How religious orders should handle the influx of members from Africa and Asia.
"What does the Lord wish to say by sending us vocations from the youngest Churches?" the pope asks. "I don't know. But I ask myself the question. We have to ask it. The Lord's will is somehow in all of this. There are Churches who are bearing new fruit. At one time they perhaps were not so fertile, but they are now. This necessitates, of course, rethinking the inculturation of the charism."
Referencing a saying of Jesuit founder St. Igantius of Loyola that charisms need to lived according to the place, time, and person, Francis continued: "The charism is not a bottle of distilled water. It needs to be lived energetically as well as reinterpreted culturally."
That Christians should make mistakes.
Commenting on updating religious charisms, Francis continues: "In this way there is the danger of making a mistake … of committing errors. It is risky."
"But this should not stop us, because there is the chance of making worse mistakes," he states. "In fact we should always ask for forgiveness and look shamefully upon apostolic failures due to a lack of courage."

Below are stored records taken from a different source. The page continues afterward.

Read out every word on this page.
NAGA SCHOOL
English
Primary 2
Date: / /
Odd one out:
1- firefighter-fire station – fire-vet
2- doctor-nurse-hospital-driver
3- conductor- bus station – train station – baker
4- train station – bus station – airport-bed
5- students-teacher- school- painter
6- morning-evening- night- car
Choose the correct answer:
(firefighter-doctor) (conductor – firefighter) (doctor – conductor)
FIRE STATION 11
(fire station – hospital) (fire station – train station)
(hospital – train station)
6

That formation for religious priests and brothers is at a different state now than it has been in the past.
"Inculturation today calls for a different attitude," he states. "For example: problems are not solved simply by forbidding doing this or that. Dialog as well as confrontation are needed."
Referencing advice he received as a young man to "think clearly and speak obscurely" the pope says "that was a clear invitation to hypocrisy." "We need to avoid that at all costs," he states.
"Formation is a work of art, not a police action," the pope continues. "We must form their hearts. Otherwise we are creating little monsters. And these little monsters mold the People of God. This really gives me goose bumps."
At the center of priestly formation should be concern for lay people.
"We must always think of the faithful, of the faithful people of God," states the pope. "Persons must be formed who are witness of the resurrection of Jesus. The formator should keep in mind that the person in formation will be called to care for the People of God."
"We always must think of the People of God in all of this," he continues. "Just think of religious who have hearts that are as sour as vinegar: they are not made for the people. In the end we must not form administrators, managers, but fathers, brothers, traveling companions."